View from the fray

Sierra Pacific’s junk bonds

The effects of utility rate hikes go beyond our fat monthly bills. The public school budget crisis is in part due to rising utility costs. Jobs are being lost as businesses downsize or “increase efficiency.” The university system is starting to evaluate some budget-crunching ideas that may rival the loss of the school district’s fifth-grade strings program.

Given our society’s electric addictions to TVs, PCs, strip lighting and PlayStation 2, it’d be easy to feel powerless.

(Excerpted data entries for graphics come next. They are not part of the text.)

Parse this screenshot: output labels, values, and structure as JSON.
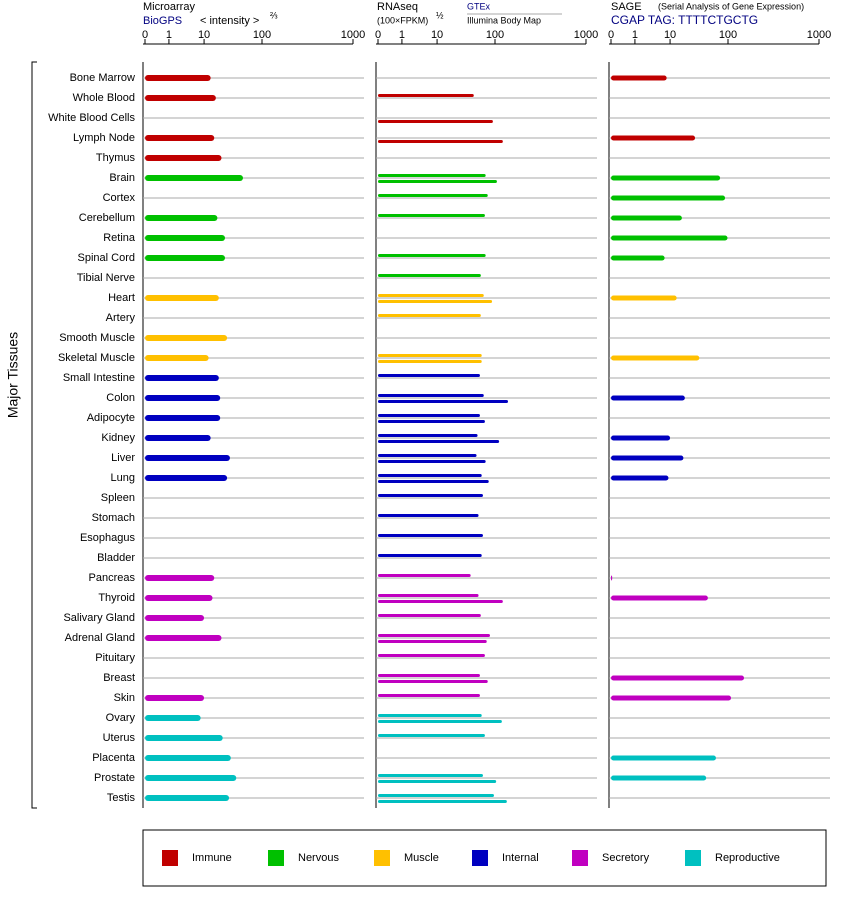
{
  "y_label": "Major Tissues",
  "tissues": [
    "Bone Marrow",
    "Whole Blood",
    "White Blood Cells",
    "Lymph Node",
    "Thymus",
    "Brain",
    "Cortex",
    "Cerebellum",
    "Retina",
    "Spinal Cord",
    "Tibial Nerve",
    "Heart",
    "Artery",
    "Smooth Muscle",
    "Skeletal Muscle",
    "Small Intestine",
    "Colon",
    "Adipocyte",
    "Kidney",
    "Liver",
    "Lung",
    "Spleen",
    "Stomach",
    "Esophagus",
    "Bladder",
    "Pancreas",
    "Thyroid",
    "Salivary Gland",
    "Adrenal Gland",
    "Pituitary",
    "Breast",
    "Skin",
    "Ovary",
    "Uterus",
    "Placenta",
    "Prostate",
    "Testis"
  ],
  "tissue_group": [
    0,
    0,
    0,
    0,
    0,
    1,
    1,
    1,
    1,
    1,
    1,
    2,
    2,
    2,
    2,
    3,
    3,
    3,
    3,
    3,
    3,
    3,
    3,
    3,
    3,
    4,
    4,
    4,
    4,
    4,
    4,
    4,
    5,
    5,
    5,
    5,
    5
  ],
  "groups": [
    {
      "name": "Immune",
      "color": "#c00000"
    },
    {
      "name": "Nervous",
      "color": "#00c000"
    },
    {
      "name": "Muscle",
      "color": "#ffc000"
    },
    {
      "name": "Internal",
      "color": "#0000c0"
    },
    {
      "name": "Secretory",
      "color": "#c000c0"
    },
    {
      "name": "Reproductive",
      "color": "#00c0c0"
    }
  ],
  "chart_data": [
    {
      "type": "bar",
      "title": "Microarray",
      "subtitle": "BioGPS",
      "x_label": "< intensity >",
      "x_label_exponent": "⅔",
      "xlim": [
        0,
        1000
      ],
      "xticks": [
        0,
        1,
        10,
        100,
        1000
      ],
      "grid": true,
      "values": [
        13,
        16,
        null,
        15,
        20,
        47,
        null,
        17,
        23,
        23,
        null,
        18,
        null,
        25,
        12,
        18,
        19,
        19,
        13,
        28,
        25,
        null,
        null,
        null,
        null,
        15,
        14,
        10,
        20,
        null,
        null,
        10,
        8,
        21,
        29,
        36,
        27
      ]
    },
    {
      "type": "bar",
      "title": "RNAseq",
      "x_label": "(100×FPKM)",
      "x_label_exponent": "½",
      "xlim": [
        0,
        1000
      ],
      "xticks": [
        0,
        1,
        10,
        100,
        1000
      ],
      "grid": true,
      "series": [
        {
          "name": "GTEx",
          "values": [
            null,
            43,
            null,
            null,
            null,
            69,
            75,
            67,
            null,
            69,
            57,
            64,
            57,
            null,
            59,
            55,
            64,
            55,
            50,
            48,
            59,
            62,
            52,
            62,
            59,
            38,
            52,
            57,
            82,
            67,
            55,
            55,
            59,
            67,
            null,
            62,
            96
          ]
        },
        {
          "name": "Illumina Body Map",
          "values": [
            null,
            null,
            92,
            122,
            null,
            105,
            null,
            null,
            null,
            null,
            null,
            89,
            null,
            null,
            59,
            null,
            139,
            67,
            111,
            69,
            78,
            null,
            null,
            null,
            null,
            null,
            122,
            null,
            72,
            null,
            75,
            null,
            119,
            null,
            null,
            103,
            135
          ]
        }
      ]
    },
    {
      "type": "bar",
      "title": "SAGE",
      "subtitle": "(Serial Analysis of Gene Expression)",
      "tag": "CGAP TAG: TTTTCTGCTG",
      "xlim": [
        0,
        1000
      ],
      "xticks": [
        0,
        1,
        10,
        100,
        1000
      ],
      "grid": true,
      "values": [
        8,
        null,
        null,
        27,
        null,
        73,
        89,
        16,
        98,
        7,
        null,
        13,
        null,
        null,
        32,
        null,
        18,
        null,
        10,
        17,
        9,
        null,
        null,
        null,
        null,
        0.05,
        45,
        null,
        null,
        null,
        150,
        108,
        null,
        null,
        62,
        42,
        null
      ]
    }
  ]
}
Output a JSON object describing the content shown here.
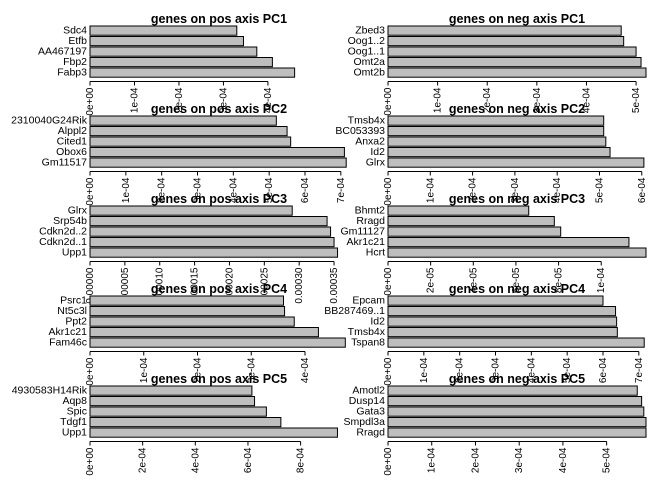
{
  "chart_data": [
    {
      "type": "bar",
      "orientation": "horizontal",
      "title": "genes on pos axis PC1",
      "categories": [
        "Sdc4",
        "Etfb",
        "AA467197",
        "Fbp2",
        "Fabp3"
      ],
      "values": [
        0.00033,
        0.000345,
        0.000375,
        0.00041,
        0.00046
      ],
      "xlim": [
        0,
        0.00058
      ],
      "tick_labels": [
        "0e+00",
        "1e-04",
        "2e-04",
        "3e-04",
        "4e-04"
      ]
    },
    {
      "type": "bar",
      "orientation": "horizontal",
      "title": "genes on neg axis PC1",
      "categories": [
        "Zbed3",
        "Oog1..2",
        "Oog1..1",
        "Omt2a",
        "Omt2b"
      ],
      "values": [
        0.00047,
        0.000475,
        0.0005,
        0.00051,
        0.00052
      ],
      "xlim": [
        0,
        0.00052
      ],
      "tick_labels": [
        "0e+00",
        "1e-04",
        "2e-04",
        "3e-04",
        "4e-04",
        "5e-04"
      ]
    },
    {
      "type": "bar",
      "orientation": "horizontal",
      "title": "genes on pos axis PC2",
      "categories": [
        "2310040G24Rik",
        "Alppl2",
        "Cited1",
        "Obox6",
        "Gm11517"
      ],
      "values": [
        0.00052,
        0.00055,
        0.00056,
        0.00071,
        0.000715
      ],
      "xlim": [
        0,
        0.00072
      ],
      "tick_labels": [
        "0e+00",
        "1e-04",
        "2e-04",
        "3e-04",
        "4e-04",
        "5e-04",
        "6e-04",
        "7e-04"
      ]
    },
    {
      "type": "bar",
      "orientation": "horizontal",
      "title": "genes on neg axis PC2",
      "categories": [
        "Tmsb4x",
        "BC053393",
        "Anxa2",
        "Id2",
        "Glrx"
      ],
      "values": [
        0.00051,
        0.00051,
        0.000515,
        0.000525,
        0.000605
      ],
      "xlim": [
        0,
        0.00061
      ],
      "tick_labels": [
        "0e+00",
        "1e-04",
        "2e-04",
        "3e-04",
        "4e-04",
        "5e-04",
        "6e-04"
      ]
    },
    {
      "type": "bar",
      "orientation": "horizontal",
      "title": "genes on pos axis PC3",
      "categories": [
        "Glrx",
        "Srp54b",
        "Cdkn2d..2",
        "Cdkn2d..1",
        "Upp1"
      ],
      "values": [
        0.00029,
        0.00034,
        0.000345,
        0.00035,
        0.000355
      ],
      "xlim": [
        0,
        0.00037
      ],
      "tick_labels": [
        "0.00000",
        "0.00005",
        "0.00010",
        "0.00015",
        "0.00020",
        "0.00025",
        "0.00030",
        "0.00035"
      ]
    },
    {
      "type": "bar",
      "orientation": "horizontal",
      "title": "genes on neg axis PC3",
      "categories": [
        "Bhmt2",
        "Rragd",
        "Gm11127",
        "Akr1c21",
        "Hcrt"
      ],
      "values": [
        6.6e-05,
        7.8e-05,
        8.1e-05,
        0.000113,
        0.000121
      ],
      "xlim": [
        0,
        0.000121
      ],
      "tick_labels": [
        "0e+00",
        "2e-05",
        "4e-05",
        "6e-05",
        "8e-05",
        "1e-04"
      ]
    },
    {
      "type": "bar",
      "orientation": "horizontal",
      "title": "genes on pos axis PC4",
      "categories": [
        "Psrc1",
        "Nt5c3l",
        "Ppt2",
        "Akr1c21",
        "Fam46c"
      ],
      "values": [
        0.00036,
        0.000362,
        0.00038,
        0.000425,
        0.000475
      ],
      "xlim": [
        0,
        0.00048
      ],
      "tick_labels": [
        "0e+00",
        "1e-04",
        "2e-04",
        "3e-04",
        "4e-04"
      ]
    },
    {
      "type": "bar",
      "orientation": "horizontal",
      "title": "genes on neg axis PC4",
      "categories": [
        "Epcam",
        "BB287469..1",
        "Id2",
        "Tmsb4x",
        "Tspan8"
      ],
      "values": [
        0.0006,
        0.000635,
        0.000638,
        0.00064,
        0.000715
      ],
      "xlim": [
        0,
        0.00072
      ],
      "tick_labels": [
        "0e+00",
        "1e-04",
        "2e-04",
        "3e-04",
        "4e-04",
        "5e-04",
        "6e-04",
        "7e-04"
      ]
    },
    {
      "type": "bar",
      "orientation": "horizontal",
      "title": "genes on pos axis PC5",
      "categories": [
        "4930583H14Rik",
        "Aqp8",
        "Spic",
        "Tdgf1",
        "Upp1"
      ],
      "values": [
        0.000615,
        0.000625,
        0.00067,
        0.000725,
        0.00094
      ],
      "xlim": [
        0,
        0.00098
      ],
      "tick_labels": [
        "0e+00",
        "2e-04",
        "4e-04",
        "6e-04",
        "8e-04"
      ]
    },
    {
      "type": "bar",
      "orientation": "horizontal",
      "title": "genes on neg axis PC5",
      "categories": [
        "Amotl2",
        "Dusp14",
        "Gata3",
        "Smpdl3a",
        "Rragd"
      ],
      "values": [
        0.00057,
        0.00058,
        0.000585,
        0.00059,
        0.00059
      ],
      "xlim": [
        0,
        0.00059
      ],
      "tick_labels": [
        "0e+00",
        "1e-04",
        "2e-04",
        "3e-04",
        "4e-04",
        "5e-04"
      ]
    }
  ]
}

This week an investment firm downgraded the bonds of Sierra Pacific Resources (parent company of Nevada Power in Las Vegas and Sierra Pacific Power Co. in Reno) to junk status. Sierra Pacific’s stock dropped a mind-boggling 40 percent on Monday. The power company may file for bankruptcy protection.

That’s what the power officials threatened to do if Nevada’s Public Utilities Commission—a supposed watchdog over Sierra Pacific Resources—didn’t approve $922 million in rate hikes for southern Nevada.

The power company’s troubles date back to some decisions that, using the incredible clarity of hindsight, seem now to be pretty stupid. A few examples: An energy deal with Merrill Lynch back in September 1999 would have saved Nevada Power about $430 million—if it hadn’t fallen through for whatever reason. And during seven months of energy trading with Houston-based Enron Corp. last year, Nevada Power sold power to Enron for an average of 9.8 cents per kilowatt hour—while purchasing back power from Enron at an average of 18 cents per kilowatt hour.


Also, after being forced last April to terminate a deal to buy Portland General Electric from Enron, Sierra Pacific had to pay the Texas power moguls $7 million.

Wasn’t it handy that Nevada legislators had cooked up a deal that allowed the utility to recoup money lost by increasing our rates by huge sums? The power company and state officials agreed to incremental monthly increases in power rates back in July 2000. The company sought and received approval for a 17 percent hike to northern Nevadans in March 2001. The company appealed to the PUC for $922 million in rate hikes for southern Nevada.

This time, though, the PUC succumbed to pressure from stressed ratepayers, like senior citizens on fixed incomes faced with the choice of paying the power bill or buying luxuries like food and prescription medications. On Friday, the PUC gave the company approval to soak consumers for only about half of the dough, $485 million.

Here in the north, cases are still pending—Sierra Pacific wants to hit Renoites up for another $222 million. And it’s asking California regulators for a 26 percent rate hike ($10.2 million) for 45,000 juice addicts in the Lake Tahoe area.

What happens if the power company goes bankrupt? Nevada’s consumer advocate Tim Hay has said that forcing the company to reorganize could actually help rates go down for a change.

At any rate, the public probably won’t have to invest in candles. Three other utility companies, including California’s Pacific Gas & Electric, have filed for bankruptcy protection without having to turn off power to the people.